D. Banasik: Zastanawiam się, jak mogliśmy przegrać ten mecz?
Niepocieszony po meczu z GKS-em Tychy był trener Radomiaka, Dariusz Banasik. Podczas konferencji prasowej szkoleniowiec ocenił mecz "Zielonych" jako dobry i żałował straconej szansy na awans do kolejnej rundy Totolotek Pucharu Polski.



- Moje odczucie jest takie, jak zawodników w szatni. Zastanawiamy się, jak mogliśmy ten mecz przegrać? - rozpoczął Dariusz Banasik. - Graliśmy dobrze, momentami nawet bardzo dobrze; z polotem, akcjami ofensywnymi. Trochę obawialiśmy się meczu w środku tygodnia, a zespół był przygotowany fizycznie. Szkoda, po prostu szkoda, bo nie zagraliśmy złego spotkania - oceniał.

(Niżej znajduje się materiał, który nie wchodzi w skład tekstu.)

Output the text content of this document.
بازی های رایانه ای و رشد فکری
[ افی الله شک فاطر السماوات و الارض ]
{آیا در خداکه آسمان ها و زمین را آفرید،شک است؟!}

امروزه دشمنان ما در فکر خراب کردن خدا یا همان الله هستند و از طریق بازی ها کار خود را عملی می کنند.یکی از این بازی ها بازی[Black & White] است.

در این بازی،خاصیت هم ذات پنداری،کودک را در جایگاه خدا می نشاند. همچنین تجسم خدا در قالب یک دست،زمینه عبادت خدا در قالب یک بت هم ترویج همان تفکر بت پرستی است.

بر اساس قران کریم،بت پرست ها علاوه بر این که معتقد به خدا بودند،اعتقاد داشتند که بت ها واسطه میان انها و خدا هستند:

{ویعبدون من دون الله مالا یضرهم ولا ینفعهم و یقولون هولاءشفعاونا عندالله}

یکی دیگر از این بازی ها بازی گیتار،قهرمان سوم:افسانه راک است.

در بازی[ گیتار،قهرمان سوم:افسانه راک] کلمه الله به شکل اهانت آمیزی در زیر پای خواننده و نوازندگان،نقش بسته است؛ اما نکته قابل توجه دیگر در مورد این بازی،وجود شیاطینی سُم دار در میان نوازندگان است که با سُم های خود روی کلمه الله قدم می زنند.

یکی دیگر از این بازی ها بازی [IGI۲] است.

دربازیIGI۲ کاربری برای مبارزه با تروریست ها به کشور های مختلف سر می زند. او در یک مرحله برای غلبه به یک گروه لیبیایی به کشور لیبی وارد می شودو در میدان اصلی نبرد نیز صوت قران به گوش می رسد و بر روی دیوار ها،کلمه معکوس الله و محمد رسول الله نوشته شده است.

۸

Trenerowi "Zielonych" podobało się to, jak drużyna rozpoczęła mecz, stwarzając sobie kilka dogodnych sytuacji. Dobrze weszliśmy w mecz, szkoda, że nie wykorzystaliśmy sytuacji w pierwszych 20 minutach, gdzie Jałocha bardzo dobrze się zachował, bo mogliśmy zamknąć spotkanie już w pierwszej połowie - przyznał.

Po przerwie udało się w końcu trafić do siatki, a przy wyrównaniu gościom - zdaniem szkoleniowca Radomiaka - nieco pomógł sędzia. - W drugiej połowie strzeliliśmy bramkę, mam trochę pretensje do sędziego, bo straciliśmy bramkę w następstwie stałego fragmentu gry, który przeciwnikom się nie należał. Ewidentny błąd, Kaput przyjmuje piłkę, podbija, a sędzia gwiżdże dziwny rzut wolny pośredni, po którym dostaliśmy bramkę. Ale to nie jest usprawiedliwienie, wiedzieliśmy przecież, że GKS Tychy ma bardzo dobrze opracowane stałe fragmenty gry - wyznał trener Banasik.

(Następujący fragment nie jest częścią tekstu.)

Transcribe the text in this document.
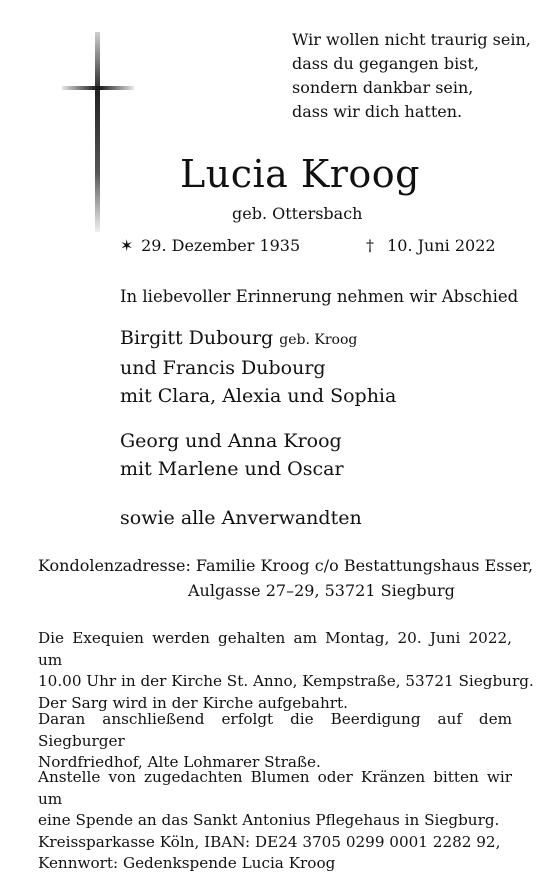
Wir wollen nicht traurig sein,
dass du gegangen bist,
sondern dankbar sein,
dass wir dich hatten.
Lucia Kroog
geb. Ottersbach
✶ 29. Dezember 1935	† 10. Juni 2022
In liebevoller Erinnerung nehmen wir Abschied
Birgitt Dubourg geb. Kroog
und Francis Dubourg
mit Clara, Alexia und Sophia
Georg und Anna Kroog
mit Marlene und Oscar
sowie alle Anverwandten
Kondolenzadresse: Familie Kroog c/o Bestattungshaus Esser,
Aulgasse 27–29, 53721 Siegburg
Die Exequien werden gehalten am Montag, 20. Juni 2022, um
10.00 Uhr in der Kirche St. Anno, Kempstraße, 53721 Siegburg.
Der Sarg wird in der Kirche aufgebahrt.
Daran anschließend erfolgt die Beerdigung auf dem Siegburger
Nordfriedhof, Alte Lohmarer Straße.
Anstelle von zugedachten Blumen oder Kränzen bitten wir um
eine Spende an das Sankt Antonius Pflegehaus in Siegburg.
Kreissparkasse Köln, IBAN: DE24 3705 0299 0001 2282 92,
Kennwort: Gedenkspende Lucia Kroog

Opiekun drużyny starał się usprawiedliwić błąd bramkarza. - Zaczęliśmy grać, gonić wynik, ale nie ustrzegliśmy się wtedy błędu. Niestety nasz bramkarz się pomylił, mogę jedynie go usprawiedliwić, że w tym roku praktycznie nie grał w piłkę, miał prawo się pomylić. Do tego czasu bardzo dobrze bronił, niestety tę bramkę trochę zawalił.

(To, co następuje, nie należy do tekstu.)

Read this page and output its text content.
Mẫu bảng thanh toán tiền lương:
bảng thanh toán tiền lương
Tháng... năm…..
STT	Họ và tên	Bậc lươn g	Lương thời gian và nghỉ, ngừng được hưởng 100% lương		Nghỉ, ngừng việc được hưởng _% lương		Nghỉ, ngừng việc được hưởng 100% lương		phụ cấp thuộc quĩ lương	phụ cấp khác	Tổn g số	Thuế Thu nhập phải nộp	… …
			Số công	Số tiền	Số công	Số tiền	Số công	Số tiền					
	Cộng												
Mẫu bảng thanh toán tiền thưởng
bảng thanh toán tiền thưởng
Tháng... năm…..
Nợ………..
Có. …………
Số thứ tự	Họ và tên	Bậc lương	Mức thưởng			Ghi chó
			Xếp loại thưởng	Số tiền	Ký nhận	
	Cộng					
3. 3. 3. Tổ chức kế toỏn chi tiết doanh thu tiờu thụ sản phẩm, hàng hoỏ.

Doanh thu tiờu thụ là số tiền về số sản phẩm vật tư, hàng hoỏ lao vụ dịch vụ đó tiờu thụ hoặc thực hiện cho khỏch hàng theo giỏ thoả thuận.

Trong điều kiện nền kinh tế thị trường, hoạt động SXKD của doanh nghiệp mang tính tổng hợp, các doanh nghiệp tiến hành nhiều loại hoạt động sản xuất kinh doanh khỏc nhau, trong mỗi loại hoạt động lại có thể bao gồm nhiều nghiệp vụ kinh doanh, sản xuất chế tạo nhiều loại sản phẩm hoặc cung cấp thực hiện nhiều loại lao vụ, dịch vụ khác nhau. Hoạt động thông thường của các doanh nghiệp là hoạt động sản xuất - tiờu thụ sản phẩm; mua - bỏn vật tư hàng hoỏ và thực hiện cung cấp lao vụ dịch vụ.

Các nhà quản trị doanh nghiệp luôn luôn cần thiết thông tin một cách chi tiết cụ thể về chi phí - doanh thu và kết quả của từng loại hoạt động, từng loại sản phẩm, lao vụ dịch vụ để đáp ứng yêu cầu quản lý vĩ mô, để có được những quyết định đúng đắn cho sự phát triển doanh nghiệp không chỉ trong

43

Patrząc na grę tyszan w Radomiu pozostaje niedosyt, jednak trener z Łęczycy stawia sprawę jasno: najważniejsze są rozgrywki ligowe. - Czy gdybyśmy inaczej zagrali puchar, innym składem, może skończyłoby się wygraną? Można gdybać, ja chciałem oszczędzać zawodników przed meczem w Legnicy. Dwóch zawodników z podstawowego składu wyszło w tym meczu, a ci, którzy dostali szansę, pokazali się z dobrej strony. Zabrakło trochę jakości, wykończenia, szczęścia, ale taka jest piłka. Skupiamy się na lidze, dla nas najważniejszy jest mecz z Miedzią Legnica. Jesteśmy w czubie tabeli i zakładaliśmy, że w takiej sytuacji liga jest priorytetem. Chcieliśmy oczywiście wygrać, ale się nie udało - zakończył Dariusz Banasik.

SZYMON JANCZYK

Poleć artykuł swoim znajomym



Chcesz znać wyniki jeszcze szybciej, a jeszcze nie dołączyłeś do nas na Facebooku? KONIECZNIE ZRÓB TO TERAZ!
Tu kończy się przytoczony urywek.